On Windows, how to fix the “UNMOUNTABLE BOOT VOLUME BSOD”
Fix 1: Use System Restore to roll back disk controller drivers
Most driver-related causes of this problem can be fixed by using System Restore to restore a previous system configuration.
When specific drivers are installed, upgraded, or uninstalled, Windows creates an explicit System Restore point, which means that in 9 out of 10 cases, the UNMOUNTABLE BOOT VOLUME problem was caused by a change in device drivers, a System Restore point should be available to undo the damage.
System Restore, which can be accessed through the Startup Repair/Recovery Console on the Windows Vista, Windows 7, and Windows 8 setup DVDs, can be used to display a list of “snapshots” of your PC taken at various points in time in the recent past and attempt to roll back your PC to the selected restore point. System Restore is “non-destructive,” in the sense that it affects only Windows and programs, not your files and folders.
- Place your Windows installation DVD in the CD-ROM drive of your computer.
- Make sure your computer is completely turned off by shutting it down completely.
- Turn on your computer.
- When you see “Press any key to boot from CD or DVD,” press any key.
- After selecting your language and keyboard selections, click the “Repair your computer” link in the bottom-lefthand corner.
- Wait for Startup Repair to finish scanning your computer for Windows installations, then choose yours from the list:
- To get started, select “System Restore” from the list of potential recovery options:
- The System Restore tool will launch, offering you the option of selecting a pre-selected System Restore point or manually selecting one. Select an option and then hit Next to proceed.
- You may be given a list of valid System Restore points and their corresponding dates, as well as a brief description of the reason (if any) they were taken, depending on your decision. Make your selection here, then select Next to continue.
- After you confirm your option, System Restore will begin the restoration process. You will be requested to exit and restart your computer for the restore to complete.
If System Restore finished its restoration properly after your PC rebooted, your PC would be fixed, and System Restore will notify you of the changes it made once you’ve logged back into Windows. If the System Restore operation failed or if the System Restore procedure succeeded but your problem persisted, you can repeat the steps above, this time selecting a new restore point, to discover what works best for your PC.
Fix 2: Change the IDE/RAID/AHCI mode in the BIOS.
Suppose the UNMOUNTABLE_BOOT_DEVICE problem is caused by a change in the SATA disk controller’s mode in the BIOS or firmware.

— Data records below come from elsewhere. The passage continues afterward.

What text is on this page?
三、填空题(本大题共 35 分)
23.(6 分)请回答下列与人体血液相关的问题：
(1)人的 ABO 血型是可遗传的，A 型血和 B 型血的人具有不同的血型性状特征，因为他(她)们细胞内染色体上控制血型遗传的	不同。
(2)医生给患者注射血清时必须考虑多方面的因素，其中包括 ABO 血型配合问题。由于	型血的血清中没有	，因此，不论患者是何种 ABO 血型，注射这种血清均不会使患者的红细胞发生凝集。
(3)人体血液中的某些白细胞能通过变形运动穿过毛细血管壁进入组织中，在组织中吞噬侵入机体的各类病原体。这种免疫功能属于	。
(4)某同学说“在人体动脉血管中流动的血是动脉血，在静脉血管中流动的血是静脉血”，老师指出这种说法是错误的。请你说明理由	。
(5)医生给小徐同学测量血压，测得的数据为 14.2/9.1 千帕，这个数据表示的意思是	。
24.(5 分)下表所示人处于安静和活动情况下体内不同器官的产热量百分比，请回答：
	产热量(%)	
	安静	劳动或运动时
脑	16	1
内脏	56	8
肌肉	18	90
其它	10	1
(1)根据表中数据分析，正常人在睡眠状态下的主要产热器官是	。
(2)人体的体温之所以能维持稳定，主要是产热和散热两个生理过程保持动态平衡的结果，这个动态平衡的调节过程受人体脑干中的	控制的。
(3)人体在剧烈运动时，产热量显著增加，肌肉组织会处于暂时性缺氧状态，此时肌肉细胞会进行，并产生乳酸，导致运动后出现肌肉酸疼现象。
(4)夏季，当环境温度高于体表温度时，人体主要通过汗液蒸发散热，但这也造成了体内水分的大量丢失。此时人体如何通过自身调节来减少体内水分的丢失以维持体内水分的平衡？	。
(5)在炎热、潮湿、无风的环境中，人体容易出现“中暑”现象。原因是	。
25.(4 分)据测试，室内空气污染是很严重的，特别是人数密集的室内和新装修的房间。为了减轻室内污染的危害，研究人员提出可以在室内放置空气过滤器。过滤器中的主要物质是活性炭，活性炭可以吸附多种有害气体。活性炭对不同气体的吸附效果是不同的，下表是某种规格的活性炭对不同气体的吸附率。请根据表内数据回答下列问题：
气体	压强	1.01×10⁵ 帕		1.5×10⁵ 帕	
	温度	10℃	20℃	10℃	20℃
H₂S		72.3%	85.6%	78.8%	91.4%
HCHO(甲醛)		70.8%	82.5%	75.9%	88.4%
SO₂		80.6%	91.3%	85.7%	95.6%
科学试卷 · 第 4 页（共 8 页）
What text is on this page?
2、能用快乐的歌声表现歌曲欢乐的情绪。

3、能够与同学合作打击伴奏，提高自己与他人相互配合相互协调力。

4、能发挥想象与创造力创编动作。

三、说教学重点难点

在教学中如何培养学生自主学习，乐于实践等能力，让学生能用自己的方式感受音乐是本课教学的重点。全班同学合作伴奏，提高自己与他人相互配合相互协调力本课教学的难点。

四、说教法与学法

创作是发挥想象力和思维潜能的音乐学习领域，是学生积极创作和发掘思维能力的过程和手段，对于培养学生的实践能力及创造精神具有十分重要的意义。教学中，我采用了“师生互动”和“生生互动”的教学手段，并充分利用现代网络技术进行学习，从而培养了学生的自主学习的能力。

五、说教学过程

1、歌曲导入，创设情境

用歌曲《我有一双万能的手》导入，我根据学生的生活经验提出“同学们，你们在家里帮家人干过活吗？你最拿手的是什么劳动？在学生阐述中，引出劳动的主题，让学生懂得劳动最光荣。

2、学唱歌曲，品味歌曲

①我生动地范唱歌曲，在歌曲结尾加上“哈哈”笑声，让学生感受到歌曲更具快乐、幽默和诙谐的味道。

In that case, the solution is as simple as going into the BIOS and switching the SATA controller’s “mode” option. The exact directions vary by manufacturer, but the selections should seem similar to what is seen in the photos below.
Toggle between all three (or more) modes until you find a combination that allows Windows to boot correctly again.
I hope you found this information helpful. Please fill out the form below if you have any queries or comments.
1. What does it signify when a computer’s boot volume is unmountable?
The “boot volume” is the hard disk partition that contains the boot data and the Windows operating system. You won’t be able to enter into Windows if you get the “Unmountable boot volume” issue, and you’ll be trapped in a blue screen (BSoD) error.
2. What should I do if I have a disk volume error?
The Chkdsk program, which is included with Windows operating systems, can repair disk problems. Chkdsk (Chkdsk.exe) is a command-line utility that checks volumes for errors and generates a status report for the disk.
3. Is it possible to get a Windows 7 repair disk?
If you want to get a free copy of Windows 7 repair disk ISO, go to Microsoft and search for Windows 7 ISO. You’ll still need an ISO burner, such as the Windows CD/DVD download tool if you download ISO from Microsoft. This type of recovery disk, on the other hand, can only be utilized on a particular computer.